County Employee Fired for Expressing Christian Views on His Own Time, Refusing Woke ‘Diversity’ Punishment

By The Editor

A Christian who was employed by Miami-Dade County in Florida was reportedly fired for expressing his opinion online. Now he has filed a federal lawsuit against the county for its “use of its dangerous ‘mute’ button to silence religious speech,” according to court documents. 

John Labriola worked as a media aide for the Board of County Commissioners of Miami-Dade County from 2013 to 2021. According to the 28-page lawsuit filed on his behalf by attorneys with Pacific Justice Institute (PJI), a non-profit legal defense organization, he wrote an op-ed after-hours on his private time, as a private citizen, and published it in a privately-owned obscure publication. 

Labriola did not identify his employer, job function, job title, job duties, or the fact or nature of his employment anywhere in the op-ed. 

In the article, he criticized the Equality Act’s promotion of abortion on demand, homosexual “marriage,” and transgenderism. He also criticized its threat to women’s sports and privacy, parental rights, freedom of religion, and freedom of expression, noting that it “would be used as a battering ram to prosecute and abolish the free speech rights of anyone who dares defy the left’s sexual and gender ideologies.”

After his supervisors at the county became aware of the op-ed, Labriola was suspended without pay for three days and ordered to attend a punitive extra “diversity” training program.  He refused to go through the program, claiming it would have required him to apologize for his beliefs and to refer to people who identify as transgender by their “preferred pronouns”, which do not correspond to their biological sex – speech to which Labriola has religious objections. 

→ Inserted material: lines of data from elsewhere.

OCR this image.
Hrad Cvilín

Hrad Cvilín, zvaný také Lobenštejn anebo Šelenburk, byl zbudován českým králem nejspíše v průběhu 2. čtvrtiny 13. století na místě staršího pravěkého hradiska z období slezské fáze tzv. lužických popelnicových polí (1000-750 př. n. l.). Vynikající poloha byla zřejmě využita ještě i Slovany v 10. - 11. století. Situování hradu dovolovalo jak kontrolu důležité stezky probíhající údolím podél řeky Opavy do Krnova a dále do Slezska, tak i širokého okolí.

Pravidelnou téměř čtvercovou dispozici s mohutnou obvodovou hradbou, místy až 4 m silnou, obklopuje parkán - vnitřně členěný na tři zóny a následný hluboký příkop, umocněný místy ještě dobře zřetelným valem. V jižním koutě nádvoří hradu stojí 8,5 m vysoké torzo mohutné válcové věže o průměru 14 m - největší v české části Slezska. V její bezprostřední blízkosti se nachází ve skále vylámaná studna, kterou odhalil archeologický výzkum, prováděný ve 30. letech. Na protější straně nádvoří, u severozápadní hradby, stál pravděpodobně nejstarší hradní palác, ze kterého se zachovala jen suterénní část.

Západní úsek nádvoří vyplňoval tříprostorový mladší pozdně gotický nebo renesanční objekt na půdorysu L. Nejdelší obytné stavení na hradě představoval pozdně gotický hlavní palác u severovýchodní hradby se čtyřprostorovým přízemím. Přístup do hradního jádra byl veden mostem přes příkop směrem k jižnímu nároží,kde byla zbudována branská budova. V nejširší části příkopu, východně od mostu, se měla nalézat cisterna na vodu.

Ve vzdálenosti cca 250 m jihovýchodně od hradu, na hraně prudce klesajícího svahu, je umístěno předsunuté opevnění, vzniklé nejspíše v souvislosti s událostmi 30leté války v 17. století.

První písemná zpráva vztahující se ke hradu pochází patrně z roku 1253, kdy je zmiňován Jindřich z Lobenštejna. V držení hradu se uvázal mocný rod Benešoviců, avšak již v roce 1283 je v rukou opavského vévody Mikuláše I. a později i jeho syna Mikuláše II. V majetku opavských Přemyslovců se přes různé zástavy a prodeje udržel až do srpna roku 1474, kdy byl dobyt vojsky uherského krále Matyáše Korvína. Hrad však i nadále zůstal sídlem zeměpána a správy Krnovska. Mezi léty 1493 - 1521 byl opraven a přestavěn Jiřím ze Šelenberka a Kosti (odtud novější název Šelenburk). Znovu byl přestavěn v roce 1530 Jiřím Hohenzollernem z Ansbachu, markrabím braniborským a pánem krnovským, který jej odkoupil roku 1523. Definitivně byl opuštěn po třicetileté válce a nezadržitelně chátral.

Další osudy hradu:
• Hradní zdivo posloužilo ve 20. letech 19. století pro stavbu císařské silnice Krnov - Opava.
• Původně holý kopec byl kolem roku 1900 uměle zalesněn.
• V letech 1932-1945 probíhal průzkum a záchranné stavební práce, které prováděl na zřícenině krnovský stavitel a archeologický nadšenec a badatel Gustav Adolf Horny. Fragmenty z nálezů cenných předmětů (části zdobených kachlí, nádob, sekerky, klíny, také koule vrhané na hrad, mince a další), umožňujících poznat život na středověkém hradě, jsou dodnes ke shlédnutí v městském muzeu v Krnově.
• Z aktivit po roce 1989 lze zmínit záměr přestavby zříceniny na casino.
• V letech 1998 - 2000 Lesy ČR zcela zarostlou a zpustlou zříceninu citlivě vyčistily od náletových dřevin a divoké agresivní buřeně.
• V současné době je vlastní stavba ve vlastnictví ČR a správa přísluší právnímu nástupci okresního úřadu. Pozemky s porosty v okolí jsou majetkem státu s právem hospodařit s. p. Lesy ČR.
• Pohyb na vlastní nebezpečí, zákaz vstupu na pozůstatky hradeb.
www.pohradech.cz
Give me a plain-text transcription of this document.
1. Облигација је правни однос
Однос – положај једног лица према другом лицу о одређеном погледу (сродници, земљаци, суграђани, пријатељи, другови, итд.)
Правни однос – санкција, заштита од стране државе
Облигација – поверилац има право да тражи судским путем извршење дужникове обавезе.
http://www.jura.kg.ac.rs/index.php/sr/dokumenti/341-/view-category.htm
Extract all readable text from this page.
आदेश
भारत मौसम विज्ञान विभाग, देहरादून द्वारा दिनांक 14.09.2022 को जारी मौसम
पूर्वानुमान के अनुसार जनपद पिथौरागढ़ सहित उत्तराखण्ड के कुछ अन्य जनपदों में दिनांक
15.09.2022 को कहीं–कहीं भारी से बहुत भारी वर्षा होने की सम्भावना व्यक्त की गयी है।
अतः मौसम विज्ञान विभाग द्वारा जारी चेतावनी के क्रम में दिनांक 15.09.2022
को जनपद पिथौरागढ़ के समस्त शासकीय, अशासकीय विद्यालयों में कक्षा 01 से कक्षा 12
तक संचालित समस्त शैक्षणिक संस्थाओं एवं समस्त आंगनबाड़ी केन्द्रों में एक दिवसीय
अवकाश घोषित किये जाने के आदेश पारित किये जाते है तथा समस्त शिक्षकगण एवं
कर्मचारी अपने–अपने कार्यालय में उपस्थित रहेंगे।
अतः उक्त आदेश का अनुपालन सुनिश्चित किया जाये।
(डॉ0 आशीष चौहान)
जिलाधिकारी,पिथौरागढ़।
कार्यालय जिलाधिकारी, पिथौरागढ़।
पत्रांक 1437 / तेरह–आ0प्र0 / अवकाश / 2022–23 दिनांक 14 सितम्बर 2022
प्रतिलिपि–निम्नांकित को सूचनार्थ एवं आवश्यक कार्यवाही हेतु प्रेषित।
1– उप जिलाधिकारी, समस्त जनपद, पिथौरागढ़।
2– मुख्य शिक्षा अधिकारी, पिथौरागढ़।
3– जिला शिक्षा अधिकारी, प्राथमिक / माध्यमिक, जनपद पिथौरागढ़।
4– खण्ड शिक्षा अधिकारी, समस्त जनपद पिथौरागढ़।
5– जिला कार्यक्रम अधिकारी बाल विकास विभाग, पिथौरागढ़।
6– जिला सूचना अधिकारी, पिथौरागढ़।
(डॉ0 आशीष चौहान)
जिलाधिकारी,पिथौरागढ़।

“For daring to exercise his First Amendment rights as a private citizen, Mr. Labriola was suspended, ordered to undergo extra (and punitive) training, and fired,” according to the lawsuit. “The suspension, training order, and firing violated Mr. Labriola’s rights of speech, religion, and press, and the County’s own Implementing Order 7-45.”

“Without question, Miami-Dade County violated the First Amendment,” said Brad Dacus, president of PJI.  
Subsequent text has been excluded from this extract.